Marge isn’t a hero just because she’s a great detective. She’s a hero because of her compassion, patience and utter lack of cynicism in the face of the relentless bleakness of the world around her. “And it’s a beautiful day, ” she reminds the killer in the back of her squad car. Not only does she retain her own humanity, she never for a moment views anyone else as less human than herself, even if she just saw them feed a body through a wood chipper.
Stray Observations:
- A paragraph at the beginning of the film states “This is a true story. The events depicted in this film took place in Minnesota in 1987.” This is almost completely false. The Coens lifted a few bits and pieces from real news stories in the area, but that’s it. When asked about it in an interview, Ethan said: “…in warning viewers that we had found our inspiration from a real story, we were preparing them to not view the film like an ordinary thriller”. The way I see it, the fiction of the film has already started when we see this text.
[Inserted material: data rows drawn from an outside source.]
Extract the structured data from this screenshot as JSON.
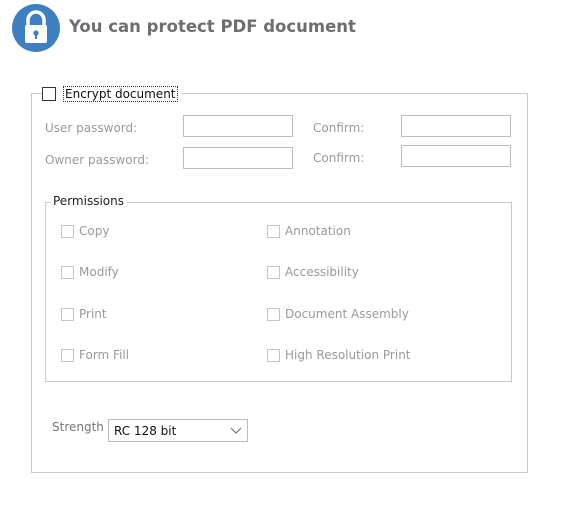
{
  "header": {
    "title": "You can protect PDF document",
    "icon": "lock-icon",
    "accent_color": "#3d7fc1"
  },
  "encrypt": {
    "label": "Encrypt document",
    "checked": false
  },
  "passwords": {
    "user_label": "User password:",
    "owner_label": "Owner password:",
    "confirm_label": "Confirm:",
    "user_value": "",
    "user_confirm_value": "",
    "owner_value": "",
    "owner_confirm_value": ""
  },
  "permissions": {
    "title": "Permissions",
    "items": [
      {
        "label": "Copy",
        "checked": false
      },
      {
        "label": "Annotation",
        "checked": false
      },
      {
        "label": "Modify",
        "checked": false
      },
      {
        "label": "Accessibility",
        "checked": false
      },
      {
        "label": "Print",
        "checked": false
      },
      {
        "label": "Document Assembly",
        "checked": false
      },
      {
        "label": "Form Fill",
        "checked": false
      },
      {
        "label": "High Resolution Print",
        "checked": false
      }
    ]
  },
  "strength": {
    "label": "Strength",
    "selected": "RC 128 bit"
  }
}
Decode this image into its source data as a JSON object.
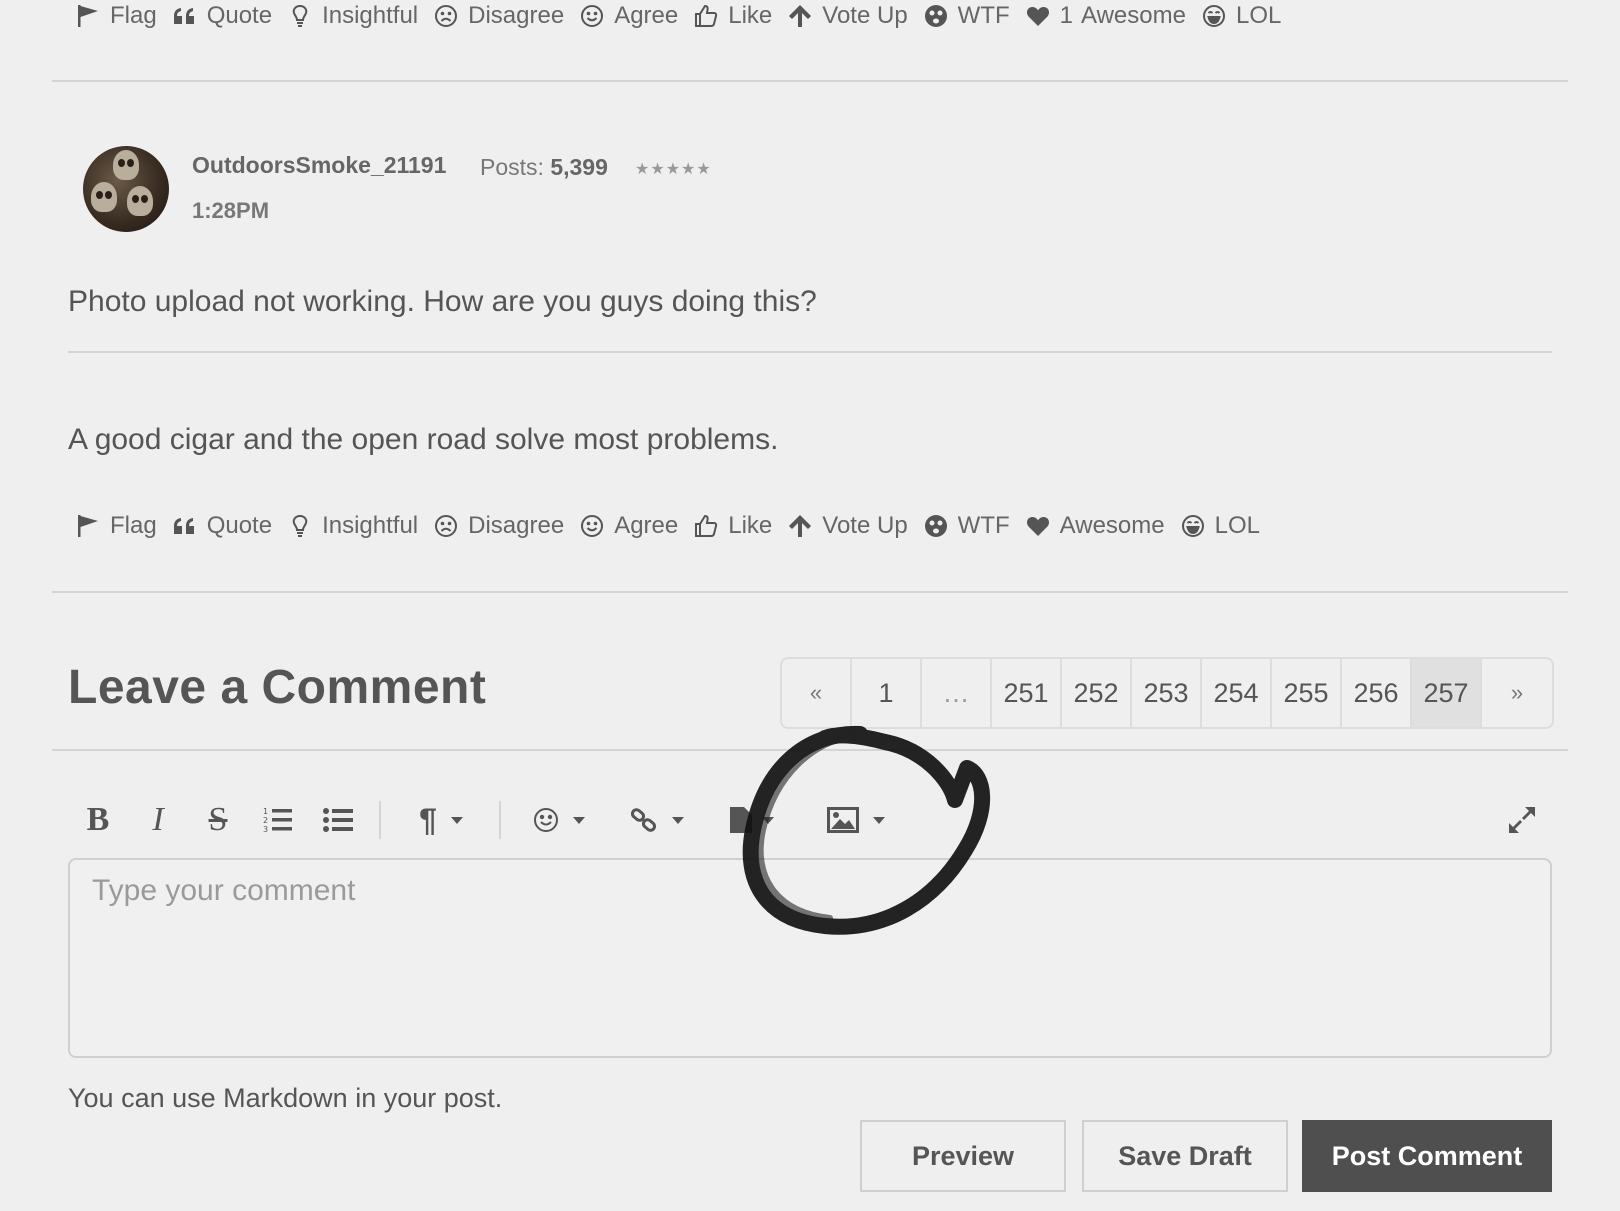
{
  "reactions_top": {
    "items": [
      {
        "label": "Flag",
        "icon": "flag-icon"
      },
      {
        "label": "Quote",
        "icon": "quote-icon"
      },
      {
        "label": "Insightful",
        "icon": "lightbulb-icon"
      },
      {
        "label": "Disagree",
        "icon": "frown-icon"
      },
      {
        "label": "Agree",
        "icon": "smile-icon"
      },
      {
        "label": "Like",
        "icon": "thumbs-up-icon"
      },
      {
        "label": "Vote Up",
        "icon": "arrow-up-icon"
      },
      {
        "label": "WTF",
        "icon": "shocked-icon"
      },
      {
        "label": "Awesome",
        "icon": "heart-icon",
        "count": "1"
      },
      {
        "label": "LOL",
        "icon": "laugh-icon"
      }
    ]
  },
  "post": {
    "username": "OutdoorsSmoke_21191",
    "posts_label": "Posts:",
    "posts_count": "5,399",
    "stars": "★★★★★",
    "time": "1:28PM",
    "body": "Photo upload not working. How are you guys doing this?",
    "signature": "A good cigar and the open road solve most problems."
  },
  "reactions_bottom": {
    "items": [
      {
        "label": "Flag",
        "icon": "flag-icon"
      },
      {
        "label": "Quote",
        "icon": "quote-icon"
      },
      {
        "label": "Insightful",
        "icon": "lightbulb-icon"
      },
      {
        "label": "Disagree",
        "icon": "frown-icon"
      },
      {
        "label": "Agree",
        "icon": "smile-icon"
      },
      {
        "label": "Like",
        "icon": "thumbs-up-icon"
      },
      {
        "label": "Vote Up",
        "icon": "arrow-up-icon"
      },
      {
        "label": "WTF",
        "icon": "shocked-icon"
      },
      {
        "label": "Awesome",
        "icon": "heart-icon"
      },
      {
        "label": "LOL",
        "icon": "laugh-icon"
      }
    ]
  },
  "comment": {
    "title": "Leave a Comment",
    "placeholder": "Type your comment",
    "markdown_prefix": "You can use ",
    "markdown_link": "Markdown",
    "markdown_suffix": " in your post.",
    "preview": "Preview",
    "save_draft": "Save Draft",
    "post": "Post Comment"
  },
  "pagination": {
    "prev": "«",
    "pages": [
      "1",
      "…",
      "251",
      "252",
      "253",
      "254",
      "255",
      "256",
      "257"
    ],
    "current": "257",
    "next": "»"
  },
  "toolbar": {
    "bold": "B",
    "italic": "I",
    "strike": "S",
    "paragraph": "¶"
  }
}
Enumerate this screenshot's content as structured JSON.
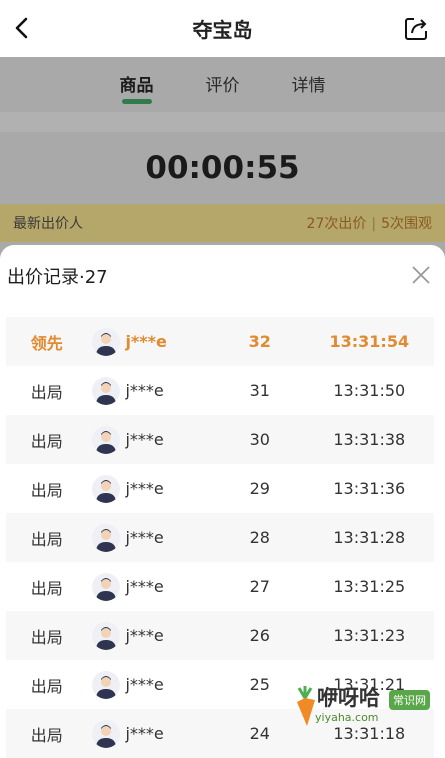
{
  "header": {
    "title": "夺宝岛"
  },
  "tabs": [
    {
      "label": "商品"
    },
    {
      "label": "评价"
    },
    {
      "label": "详情"
    }
  ],
  "timer": "00:00:55",
  "bid_bar": {
    "label": "最新出价人",
    "bids": "27次出价",
    "views": "5次围观"
  },
  "sheet": {
    "title": "出价记录·27",
    "rows": [
      {
        "status": "领先",
        "user": "j***e",
        "amount": "32",
        "time": "13:31:54"
      },
      {
        "status": "出局",
        "user": "j***e",
        "amount": "31",
        "time": "13:31:50"
      },
      {
        "status": "出局",
        "user": "j***e",
        "amount": "30",
        "time": "13:31:38"
      },
      {
        "status": "出局",
        "user": "j***e",
        "amount": "29",
        "time": "13:31:36"
      },
      {
        "status": "出局",
        "user": "j***e",
        "amount": "28",
        "time": "13:31:28"
      },
      {
        "status": "出局",
        "user": "j***e",
        "amount": "27",
        "time": "13:31:25"
      },
      {
        "status": "出局",
        "user": "j***e",
        "amount": "26",
        "time": "13:31:23"
      },
      {
        "status": "出局",
        "user": "j***e",
        "amount": "25",
        "time": "13:31:21"
      },
      {
        "status": "出局",
        "user": "j***e",
        "amount": "24",
        "time": "13:31:18"
      }
    ]
  },
  "watermark": {
    "name": "咿呀哈",
    "badge": "常识网",
    "url": "yiyaha.com"
  },
  "colors": {
    "accent": "#2f7d4d",
    "lead": "#e18a30"
  }
}
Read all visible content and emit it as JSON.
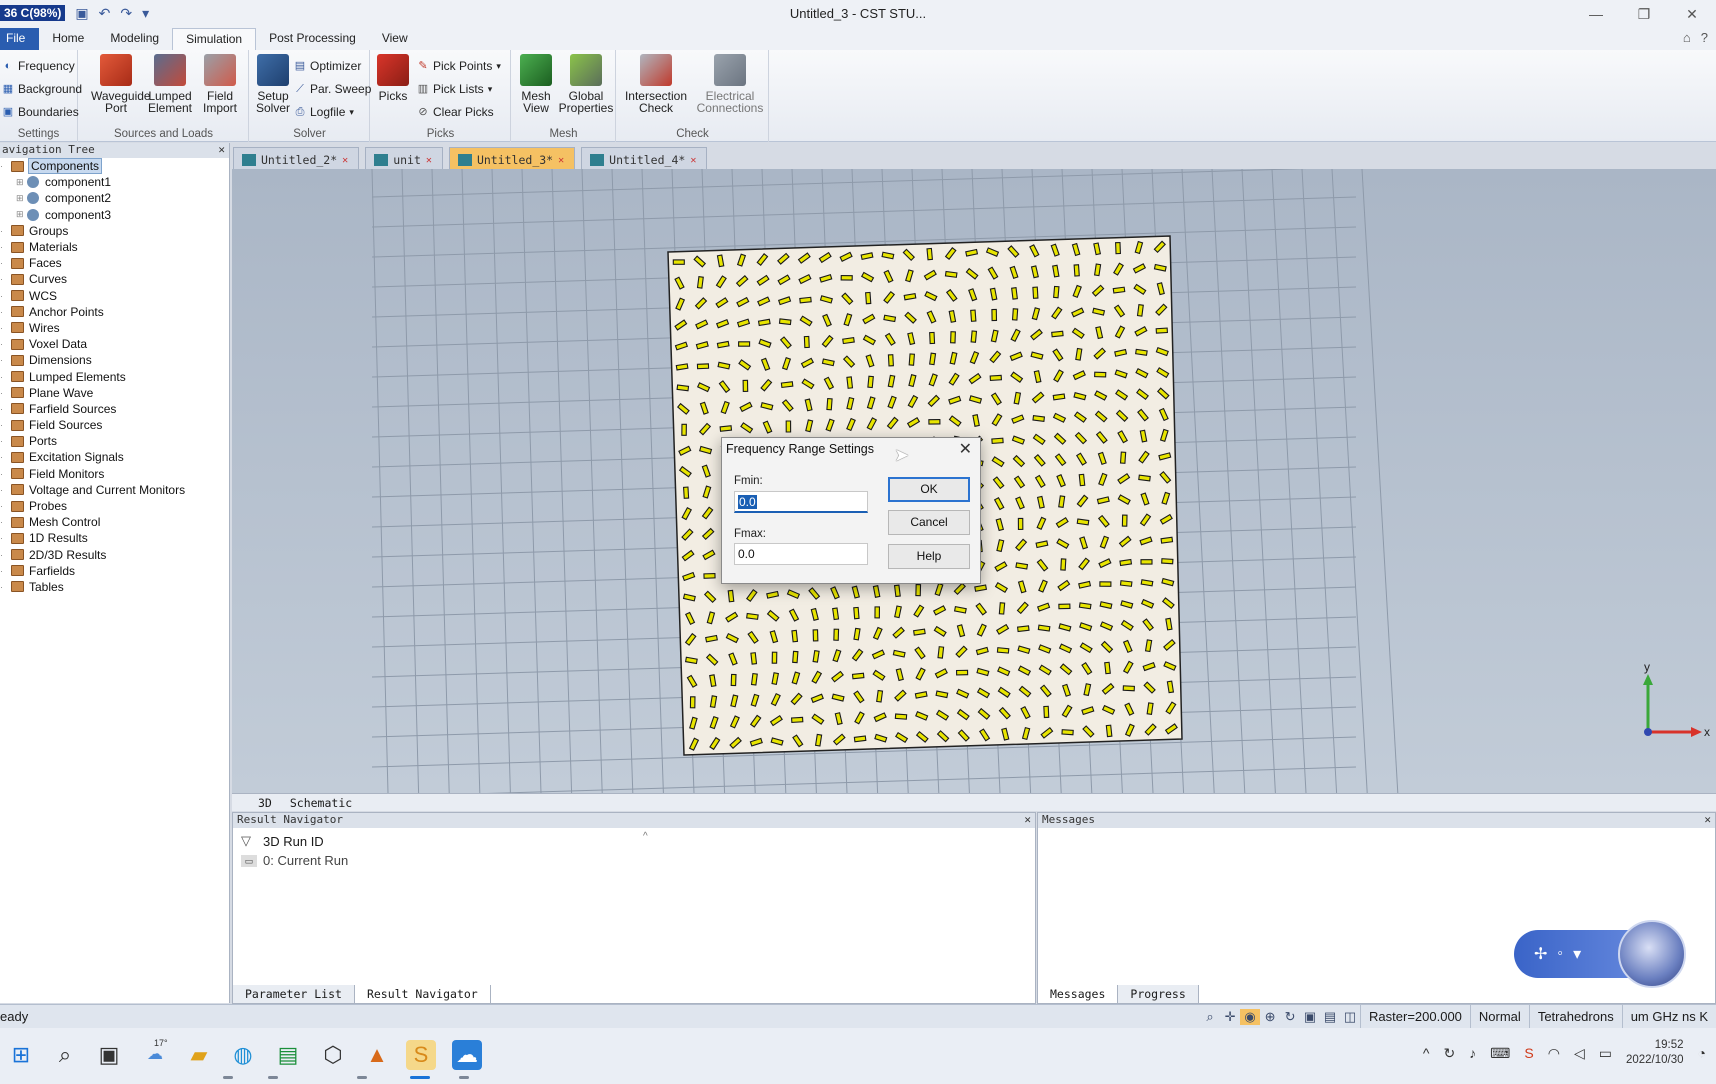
{
  "window": {
    "title": "Untitled_3 - CST STU...",
    "perf_counter": "36 C(98%)"
  },
  "ribbon_tabs": [
    "File",
    "Home",
    "Modeling",
    "Simulation",
    "Post Processing",
    "View"
  ],
  "ribbon": {
    "settings": {
      "items": [
        "Frequency",
        "Background",
        "Boundaries"
      ],
      "label": "Settings"
    },
    "sources": {
      "waveguide_port": "Waveguide Port",
      "lumped_element": "Lumped Element",
      "field_import": "Field Import",
      "label": "Sources and Loads"
    },
    "solver": {
      "setup_solver": "Setup Solver",
      "optimizer": "Optimizer",
      "par_sweep": "Par. Sweep",
      "logfile": "Logfile",
      "label": "Solver"
    },
    "picks": {
      "picks": "Picks",
      "pick_points": "Pick Points",
      "pick_lists": "Pick Lists",
      "clear_picks": "Clear Picks",
      "label": "Picks"
    },
    "mesh": {
      "mesh_view": "Mesh View",
      "global_properties": "Global Properties",
      "label": "Mesh"
    },
    "check": {
      "intersection_check": "Intersection Check",
      "electrical_connections": "Electrical Connections",
      "label": "Check"
    }
  },
  "nav_tree": {
    "header": "avigation Tree",
    "items": [
      {
        "label": "Components",
        "kind": "folder",
        "selected": true
      },
      {
        "label": "component1",
        "kind": "component"
      },
      {
        "label": "component2",
        "kind": "component"
      },
      {
        "label": "component3",
        "kind": "component"
      },
      {
        "label": "Groups",
        "kind": "folder"
      },
      {
        "label": "Materials",
        "kind": "folder"
      },
      {
        "label": "Faces",
        "kind": "folder"
      },
      {
        "label": "Curves",
        "kind": "folder"
      },
      {
        "label": "WCS",
        "kind": "folder"
      },
      {
        "label": "Anchor Points",
        "kind": "folder"
      },
      {
        "label": "Wires",
        "kind": "folder"
      },
      {
        "label": "Voxel Data",
        "kind": "folder"
      },
      {
        "label": "Dimensions",
        "kind": "folder"
      },
      {
        "label": "Lumped Elements",
        "kind": "folder"
      },
      {
        "label": "Plane Wave",
        "kind": "folder"
      },
      {
        "label": "Farfield Sources",
        "kind": "folder"
      },
      {
        "label": "Field Sources",
        "kind": "folder"
      },
      {
        "label": "Ports",
        "kind": "folder"
      },
      {
        "label": "Excitation Signals",
        "kind": "folder"
      },
      {
        "label": "Field Monitors",
        "kind": "folder"
      },
      {
        "label": "Voltage and Current Monitors",
        "kind": "folder"
      },
      {
        "label": "Probes",
        "kind": "folder"
      },
      {
        "label": "Mesh Control",
        "kind": "folder"
      },
      {
        "label": "1D Results",
        "kind": "folder"
      },
      {
        "label": "2D/3D Results",
        "kind": "folder"
      },
      {
        "label": "Farfields",
        "kind": "folder"
      },
      {
        "label": "Tables",
        "kind": "folder"
      }
    ]
  },
  "doc_tabs": [
    {
      "label": "Untitled_2*",
      "active": false
    },
    {
      "label": "unit",
      "active": false
    },
    {
      "label": "Untitled_3*",
      "active": true
    },
    {
      "label": "Untitled_4*",
      "active": false
    }
  ],
  "view_tabs": [
    "3D",
    "Schematic"
  ],
  "axes": {
    "x": "x",
    "y": "y"
  },
  "result_navigator": {
    "header": "Result Navigator",
    "run_id_label": "3D Run ID",
    "current_run": "0: Current Run",
    "tabs": [
      "Parameter List",
      "Result Navigator"
    ]
  },
  "messages": {
    "header": "Messages",
    "tabs": [
      "Messages",
      "Progress"
    ]
  },
  "status": {
    "ready": "eady",
    "raster": "Raster=200.000",
    "mode": "Normal",
    "mesh_type": "Tetrahedrons",
    "units": "um GHz ns K"
  },
  "dialog": {
    "title": "Frequency Range Settings",
    "fmin_label": "Fmin:",
    "fmin_value": "0.0",
    "fmax_label": "Fmax:",
    "fmax_value": "0.0",
    "ok": "OK",
    "cancel": "Cancel",
    "help": "Help"
  },
  "taskbar": {
    "weather": "17°",
    "time": "19:52",
    "date": "2022/10/30"
  },
  "colors": {
    "accent": "#2a5db0",
    "active_doc_tab": "#f5c163",
    "metasurface_bg": "#f2ede3",
    "element_fill": "#e8e500"
  }
}
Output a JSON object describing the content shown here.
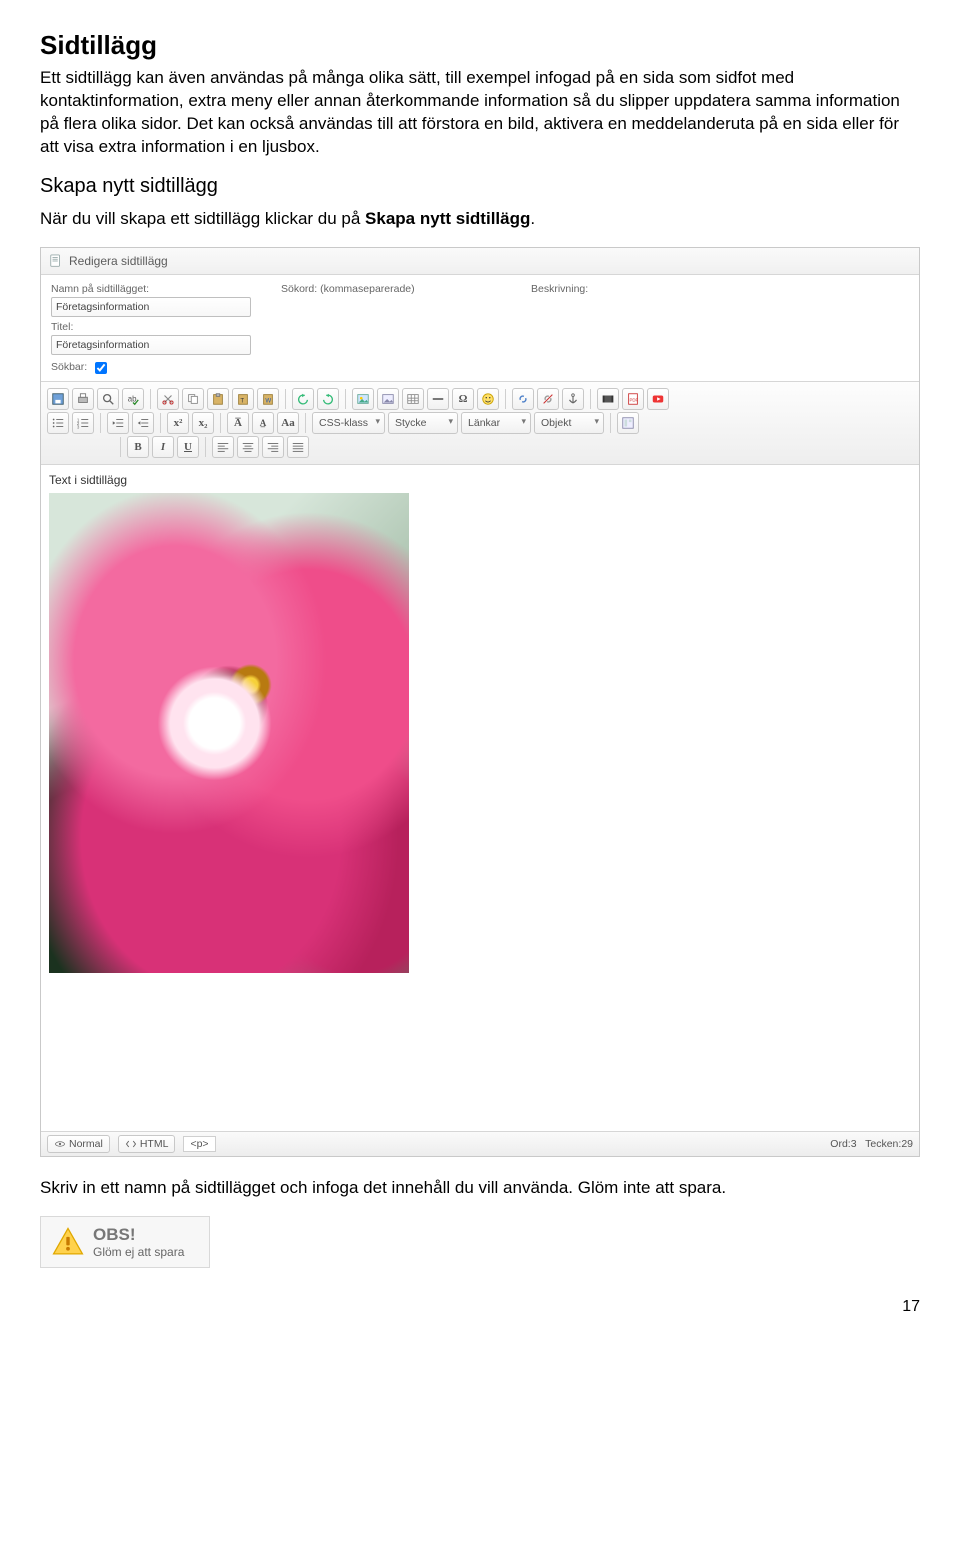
{
  "heading": "Sidtillägg",
  "intro": "Ett sidtillägg kan även användas på många olika sätt, till exempel infogad på en sida som sidfot med kontaktinformation, extra meny eller annan återkommande information så du slipper uppdatera samma information på flera olika sidor. Det kan också användas till att förstora en bild, aktivera en meddelanderuta på en sida eller för att visa extra information i en ljusbox.",
  "sub1": "Skapa nytt sidtillägg",
  "sub1_text_pre": "När du vill skapa ett sidtillägg klickar du på ",
  "sub1_text_bold": "Skapa nytt sidtillägg",
  "sub1_text_post": ".",
  "panel": {
    "title": "Redigera sidtillägg",
    "labels": {
      "name": "Namn på sidtillägget:",
      "keywords": "Sökord: (kommaseparerade)",
      "desc": "Beskrivning:",
      "title": "Titel:",
      "searchable": "Sökbar:"
    },
    "values": {
      "name": "Företagsinformation",
      "title_field": "Företagsinformation",
      "searchable": true
    },
    "dropdowns": {
      "css": "CSS-klass",
      "block": "Stycke",
      "links": "Länkar",
      "objects": "Objekt"
    },
    "editor_label": "Text i sidtillägg",
    "status": {
      "normal": "Normal",
      "html": "HTML",
      "tag": "<p>",
      "words_label": "Ord:",
      "words": "3",
      "chars_label": "Tecken:",
      "chars": "29"
    }
  },
  "after_panel": "Skriv in ett namn på sidtillägget och infoga det innehåll du vill använda. Glöm inte att spara.",
  "obs": {
    "title": "OBS!",
    "text": "Glöm ej att spara"
  },
  "pagenum": "17"
}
- I didn’t talk about the scene in the restaurant with Mike Yanagita, one of the most discussed and theorized-over scenes in the Coens’ filmography. But I did find this great analysis of it by comic book writer Matt Fraction.
- Stand-out moment: the look of utter betrayal an Gaear’s face when Carl suggests they shouldn’t have pancakes for dinner.
- Steve Buscemi’s best line is heard over the phone in the car dealership: “Things have changed. Circumstances, Jerry, beyond, uh, the acts of God. Force Majeure.”
- Peter Stormare is exactly what Ryan Gosling is gonna look like in ten years, right?